Editorial: Cheap, Nasty, Foreign Shotguns

Times have changed when it comes to the basic standards of quality: quality of raw materials, quality of machining, quality of finish, quality of assembly. And, quality control itself. In our quest for the “free lunch,” too often we forget what allows cheap product to actually be cheap in the first place.

Many foreign “companies,” as in China, Spain, and Turkey, do not comport to what North American companies are at all. Rather than being clearly defined “companies,” they are instead often co-operatives, with no clearly defined manufacturing sites, processes, or procedures. Too often, there is no independent system of quality control, for the folks making the parts are often piece-workers and it is up to the machine operator to reject his own parts, cutting his own family income in the process. That is not a prescription of any measurable level of consistency. It tends to retard quality, a form of quality deterrent.

There are also no standards to comport to, for there is no Turkish proof house, for example, and they are not a C.I.P. signatory nation. They need not follow C.I.P. Standards, nor are they members of S.A.A.M.I. And do not promise to follow S.A.M.M.I. / ANSI standards, either. They also don't have OSHA, the EPA, or other costly forms of overhead. Nor do they have anything approaching the American form of product liability to worry about. Products earmarked for export often have no warranty or customer service at all, that is the domain of who decides to bring them over.

To top it off, they are more copyists than innovators, and have comparatively little in the way of R & D costs. All this combines to form an environment of virtually non-existent quality control and highly erratic consistency. The American consumer has voted for a cheap price over everything else, again and again, as opposed to more reasonable, accepted, traditional standards of value.

Much of this has political overtones as well, for Chinese rifles and handguns are under an import ban in the U.S. Yes, they are banned from importation . . . from our biggest trading partner. Turkey is a hard country to figure, for President Recep Tayyip Erdogan is on the record as claiming women are unequal to men and that birth control is “treason.” No freedom of the press exists in Turkey, for in 2012, the CPJ identified 76 jailed journalists in Turkey, including 61 directly held for their published work, more than in Iran or China. Dikar of Spain admitted in open court to intentionally, fraudulently applying proof marks to their guns (CVA muzzleloaders) that never so much as saw any proof house, but shipped them to the United States for years, anyway. Russian guns are banned from current importation as apparently we have partly renewed our Cold War genre tactics of yesteryear. That's a conflict with the Second Amendment as well, for the “right to keep and bear arms” apparently now means except for the arms that are arbitrarily banned by our government (or a branch of it) for no good reason.
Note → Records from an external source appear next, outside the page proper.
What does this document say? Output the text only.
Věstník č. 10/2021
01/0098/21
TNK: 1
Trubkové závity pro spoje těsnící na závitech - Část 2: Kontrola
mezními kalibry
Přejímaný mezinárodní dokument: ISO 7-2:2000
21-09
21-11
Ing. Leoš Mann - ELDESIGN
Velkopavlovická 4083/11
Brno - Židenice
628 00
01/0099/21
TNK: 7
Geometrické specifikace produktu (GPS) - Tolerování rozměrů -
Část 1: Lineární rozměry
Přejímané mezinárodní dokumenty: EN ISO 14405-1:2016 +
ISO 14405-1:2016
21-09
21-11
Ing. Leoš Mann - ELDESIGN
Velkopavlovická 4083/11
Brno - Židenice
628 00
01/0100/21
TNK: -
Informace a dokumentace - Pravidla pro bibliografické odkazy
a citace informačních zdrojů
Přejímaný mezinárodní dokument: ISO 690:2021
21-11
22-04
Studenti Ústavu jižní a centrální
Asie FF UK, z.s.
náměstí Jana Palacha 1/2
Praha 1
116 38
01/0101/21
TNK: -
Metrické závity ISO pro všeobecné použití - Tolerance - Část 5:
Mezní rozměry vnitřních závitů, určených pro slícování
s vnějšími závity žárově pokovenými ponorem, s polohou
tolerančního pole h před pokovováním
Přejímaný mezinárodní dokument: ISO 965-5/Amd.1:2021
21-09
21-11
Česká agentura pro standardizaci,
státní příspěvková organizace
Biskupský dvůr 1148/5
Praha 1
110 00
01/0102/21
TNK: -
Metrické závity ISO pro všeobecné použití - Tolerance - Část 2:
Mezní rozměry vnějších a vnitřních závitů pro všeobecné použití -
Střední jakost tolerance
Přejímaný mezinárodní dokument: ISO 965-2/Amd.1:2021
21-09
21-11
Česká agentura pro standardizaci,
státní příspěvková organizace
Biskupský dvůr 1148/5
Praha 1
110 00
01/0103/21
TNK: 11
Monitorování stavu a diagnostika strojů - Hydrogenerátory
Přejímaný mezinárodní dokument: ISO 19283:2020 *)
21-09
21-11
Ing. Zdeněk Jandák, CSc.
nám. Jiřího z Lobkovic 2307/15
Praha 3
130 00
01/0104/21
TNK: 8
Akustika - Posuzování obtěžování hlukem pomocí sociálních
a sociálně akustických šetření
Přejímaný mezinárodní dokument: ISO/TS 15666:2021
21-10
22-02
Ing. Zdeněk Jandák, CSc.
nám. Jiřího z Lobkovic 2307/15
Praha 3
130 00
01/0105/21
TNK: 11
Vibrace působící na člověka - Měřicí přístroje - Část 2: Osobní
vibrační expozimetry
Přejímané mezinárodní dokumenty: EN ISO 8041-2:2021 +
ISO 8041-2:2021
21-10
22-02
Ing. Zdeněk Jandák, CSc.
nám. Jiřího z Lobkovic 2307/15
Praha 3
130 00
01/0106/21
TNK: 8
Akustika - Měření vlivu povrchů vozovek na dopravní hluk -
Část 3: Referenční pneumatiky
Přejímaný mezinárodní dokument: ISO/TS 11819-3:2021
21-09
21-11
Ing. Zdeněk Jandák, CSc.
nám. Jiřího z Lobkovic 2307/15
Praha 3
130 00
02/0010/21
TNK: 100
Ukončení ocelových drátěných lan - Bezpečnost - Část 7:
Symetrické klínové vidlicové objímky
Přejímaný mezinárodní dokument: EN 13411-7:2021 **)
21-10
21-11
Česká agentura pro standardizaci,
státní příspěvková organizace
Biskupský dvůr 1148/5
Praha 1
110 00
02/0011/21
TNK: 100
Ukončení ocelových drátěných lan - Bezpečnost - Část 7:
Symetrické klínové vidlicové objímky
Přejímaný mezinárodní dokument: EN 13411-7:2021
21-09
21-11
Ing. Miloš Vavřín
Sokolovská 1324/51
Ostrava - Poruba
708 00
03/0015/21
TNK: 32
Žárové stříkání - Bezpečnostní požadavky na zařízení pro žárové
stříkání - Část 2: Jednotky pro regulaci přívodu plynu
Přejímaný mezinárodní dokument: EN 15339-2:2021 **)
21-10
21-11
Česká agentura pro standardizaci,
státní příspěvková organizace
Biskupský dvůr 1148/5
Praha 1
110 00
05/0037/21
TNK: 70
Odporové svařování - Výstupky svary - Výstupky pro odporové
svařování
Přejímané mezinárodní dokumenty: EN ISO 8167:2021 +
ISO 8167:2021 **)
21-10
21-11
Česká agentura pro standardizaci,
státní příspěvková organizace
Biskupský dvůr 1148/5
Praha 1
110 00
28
Over the last few years, I've tested and reviewed well over fifty firearms presented as “entry-level” or “value” guns. There are several reasons why I review them, primarily trying to please readers that want them reviewed and also because my friend Chuck Hawks has such a great disdain for low-level, crude, unfinished product, they wouldn't normally get reviewed at all.

The vast majority of them (there are exceptions) are product that I could not possibly recommend to family, friends, or neighbors for obvious reasons . . . and will not. When you waste money on durable goods that are not durable or functional in a basic sense, you aren't saving a nickel. It is only the desirable guns that retain any residual value, and even casual shooters have learned that the gun itself is, by far, the most economical component of shooting sports.

It is also a nasty trick to pull on a new shooter, for guns that don't function well are huge turn-offs, sucking the fun out of shooting sports in a big hurry. Whether the Winchester 1897 and the Winchester Model 1912 in slide-actions, the Automatic-Five that was designed in 1898 (produced in 1902 onward), or the Superposed, mostly designed by John M. Browning but completed posthumously by son Val Browning, finally introduced in 1931, extremely useful pump-actions, autoloaders, and vertical doubles are anything but new in 2014. It shouldn't be a surprise to anyone that well-maintained examples of any of these models are both enthusiastically used and sought after over 80 years later.

There have been few bright spots, but they are remarkably scarce. So scarce, that only two shotguns come to mind of Turkish manufacture: the Weatherby SA-08 and the lesser-known Girsan MC312. 2015 looks to be a very big year for shotguns, though, so perhaps the landscape will change.